De este modo el soldado apenas disponía de tiempo para enfrentarse con sus
enemigos. Cuando le parecía distinguir algún uniforme de sus oponentes entre la
maleza disparaba por compromiso, a toda velocidad, al azar. En ocasiones
algunos oponentes, que ya le conocían de otros encuentros, le saludaban con la
mano, ni siquiera se molestaban en atacarle. El soldado agradecía ese gesto de
compañerismo de sus adversarios y lo celebraba lanzándoles el refrigerio que
guardaba en su mochila de campaña. Por desgracia, este grácil hombre en un
descuido se introdujo en una ciénaga. “La velocidad no me sirvió de nada”,
suspiró mientras le engullían las arenas movedizas. Los patines flotando
eternamente sobre el cenagal, como unos hijos gemelos y huérfanos del soldado,
para quienes conocían esta historia fueron motivo de tristeza.
XLV
El joven e inexperto cazador durante sus batidas entonaba la siguiente canción: “Lobito, lobito, ¿dó guardas tu hato?”. Por algún motivo ignoto el muchacho creía que esta tonada le aseguraba la presencia de la temida y ansiada presa. El rústico vocalista jamás abatió a un lobo con este método, sin embargo el entrenamiento constante le permitió mejorar sus resortes vocales. Pronto este imberbe joven se hizo popular en todo el condado gracias al timbre de su voz. Hasta tal punto llegó su fama que muchas personas caminaban centenares de kilómetros con el único fin de escuchar sus serenatas.
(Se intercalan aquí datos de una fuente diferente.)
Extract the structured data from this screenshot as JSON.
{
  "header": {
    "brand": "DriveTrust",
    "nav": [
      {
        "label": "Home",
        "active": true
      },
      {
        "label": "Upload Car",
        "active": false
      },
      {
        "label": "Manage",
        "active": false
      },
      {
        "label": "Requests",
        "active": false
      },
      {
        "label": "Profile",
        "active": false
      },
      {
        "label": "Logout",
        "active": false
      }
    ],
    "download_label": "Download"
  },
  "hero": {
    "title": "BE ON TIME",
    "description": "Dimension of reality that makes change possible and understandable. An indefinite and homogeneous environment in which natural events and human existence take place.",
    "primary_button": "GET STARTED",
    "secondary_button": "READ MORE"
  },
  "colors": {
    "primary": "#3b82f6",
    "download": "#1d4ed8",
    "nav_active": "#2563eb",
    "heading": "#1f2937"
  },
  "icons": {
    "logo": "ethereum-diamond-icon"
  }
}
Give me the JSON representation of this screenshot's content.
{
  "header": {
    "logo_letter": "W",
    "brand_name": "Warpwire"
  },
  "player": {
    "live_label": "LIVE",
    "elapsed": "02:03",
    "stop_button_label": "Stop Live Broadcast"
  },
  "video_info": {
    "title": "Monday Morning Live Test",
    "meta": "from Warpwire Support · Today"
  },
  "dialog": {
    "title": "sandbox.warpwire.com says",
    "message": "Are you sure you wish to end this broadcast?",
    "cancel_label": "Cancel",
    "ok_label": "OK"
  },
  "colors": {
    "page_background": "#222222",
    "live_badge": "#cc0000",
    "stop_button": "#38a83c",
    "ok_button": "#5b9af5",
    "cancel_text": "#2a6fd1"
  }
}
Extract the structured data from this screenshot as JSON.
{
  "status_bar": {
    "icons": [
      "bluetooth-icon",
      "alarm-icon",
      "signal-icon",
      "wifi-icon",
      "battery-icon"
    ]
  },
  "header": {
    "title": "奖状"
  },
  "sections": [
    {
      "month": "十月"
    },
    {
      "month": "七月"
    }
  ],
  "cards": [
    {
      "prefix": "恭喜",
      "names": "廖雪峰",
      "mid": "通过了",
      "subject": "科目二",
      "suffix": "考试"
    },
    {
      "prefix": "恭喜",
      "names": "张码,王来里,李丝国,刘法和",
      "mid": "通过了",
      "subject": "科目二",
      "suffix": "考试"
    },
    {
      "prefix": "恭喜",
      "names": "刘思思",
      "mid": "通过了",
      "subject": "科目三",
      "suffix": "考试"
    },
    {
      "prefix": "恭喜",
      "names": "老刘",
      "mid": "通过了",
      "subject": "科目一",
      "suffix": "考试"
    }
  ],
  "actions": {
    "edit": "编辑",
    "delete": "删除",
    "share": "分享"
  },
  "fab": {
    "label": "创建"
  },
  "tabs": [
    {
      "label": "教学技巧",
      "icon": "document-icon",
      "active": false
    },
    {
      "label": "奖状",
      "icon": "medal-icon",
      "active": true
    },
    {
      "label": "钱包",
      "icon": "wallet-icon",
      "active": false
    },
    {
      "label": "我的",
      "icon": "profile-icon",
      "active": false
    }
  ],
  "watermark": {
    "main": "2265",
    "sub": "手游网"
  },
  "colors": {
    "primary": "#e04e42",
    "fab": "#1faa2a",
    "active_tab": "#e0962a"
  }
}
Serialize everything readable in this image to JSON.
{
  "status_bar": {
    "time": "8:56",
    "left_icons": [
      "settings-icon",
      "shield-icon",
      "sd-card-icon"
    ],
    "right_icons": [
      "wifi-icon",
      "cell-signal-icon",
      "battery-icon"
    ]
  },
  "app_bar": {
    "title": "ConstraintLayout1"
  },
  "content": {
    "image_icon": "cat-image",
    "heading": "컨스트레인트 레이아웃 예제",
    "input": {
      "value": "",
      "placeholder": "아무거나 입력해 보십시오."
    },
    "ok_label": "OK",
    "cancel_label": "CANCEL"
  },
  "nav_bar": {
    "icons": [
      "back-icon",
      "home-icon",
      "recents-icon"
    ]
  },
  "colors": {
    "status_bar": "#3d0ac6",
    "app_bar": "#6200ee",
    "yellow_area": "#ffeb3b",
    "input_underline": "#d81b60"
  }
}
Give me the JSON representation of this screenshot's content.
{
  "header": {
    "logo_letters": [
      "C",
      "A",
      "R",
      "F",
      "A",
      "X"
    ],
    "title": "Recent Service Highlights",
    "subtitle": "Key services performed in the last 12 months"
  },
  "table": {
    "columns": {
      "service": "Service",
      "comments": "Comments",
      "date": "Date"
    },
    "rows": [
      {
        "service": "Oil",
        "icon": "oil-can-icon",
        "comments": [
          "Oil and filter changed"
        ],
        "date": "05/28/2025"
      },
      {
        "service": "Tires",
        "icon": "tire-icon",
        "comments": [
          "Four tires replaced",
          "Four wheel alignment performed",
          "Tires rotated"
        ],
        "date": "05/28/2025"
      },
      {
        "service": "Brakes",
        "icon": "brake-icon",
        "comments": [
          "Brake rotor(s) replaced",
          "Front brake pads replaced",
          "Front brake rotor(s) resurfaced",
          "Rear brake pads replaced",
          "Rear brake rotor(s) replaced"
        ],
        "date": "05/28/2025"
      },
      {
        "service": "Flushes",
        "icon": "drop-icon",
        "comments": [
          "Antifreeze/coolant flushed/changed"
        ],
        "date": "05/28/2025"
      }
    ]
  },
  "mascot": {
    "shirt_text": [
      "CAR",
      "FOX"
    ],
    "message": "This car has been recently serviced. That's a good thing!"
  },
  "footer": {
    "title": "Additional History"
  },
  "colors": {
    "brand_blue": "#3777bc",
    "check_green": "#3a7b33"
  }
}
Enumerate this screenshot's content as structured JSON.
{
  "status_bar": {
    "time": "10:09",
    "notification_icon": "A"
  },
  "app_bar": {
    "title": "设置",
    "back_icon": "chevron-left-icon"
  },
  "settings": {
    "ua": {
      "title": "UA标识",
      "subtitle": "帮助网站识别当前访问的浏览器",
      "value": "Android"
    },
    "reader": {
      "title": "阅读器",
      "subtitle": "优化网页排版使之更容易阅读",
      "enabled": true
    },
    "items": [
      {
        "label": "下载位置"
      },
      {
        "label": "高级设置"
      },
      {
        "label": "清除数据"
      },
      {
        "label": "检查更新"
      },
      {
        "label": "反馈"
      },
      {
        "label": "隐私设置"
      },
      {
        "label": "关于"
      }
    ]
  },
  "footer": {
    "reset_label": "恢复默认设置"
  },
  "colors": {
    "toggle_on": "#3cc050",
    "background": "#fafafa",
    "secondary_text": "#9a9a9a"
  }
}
El intrépido cantante aconsejado por un vecino, bizco de nacimiento y cojo de tardía adquisición, decidió probar suerte en el terreno de la música lírica. Tras su debut como galán en la zarzuela “Te maté con unos lirios que confundí con tu cabellera” logró una exagerada popularidad. Con el tiempo el cantamañanas mejoró su técnica vocal y llegó a presentar “Aída” en “La Scala di Milano”. A pesar de sus éxitos como cantante, el muchacho se entristecía cuando recordaba su truncada carrera de cazador. Por ese motivo, una tarde, el joven se presentó con una escopeta en el teatro y disparó contra toda persona que se le puso a tiro. Aquel infortunado accidente fue motivo de tristeza para los admiradores del intérprete, en especial, para los que murieron víctimas de un arrebato tan indisciplinado como imprevisto.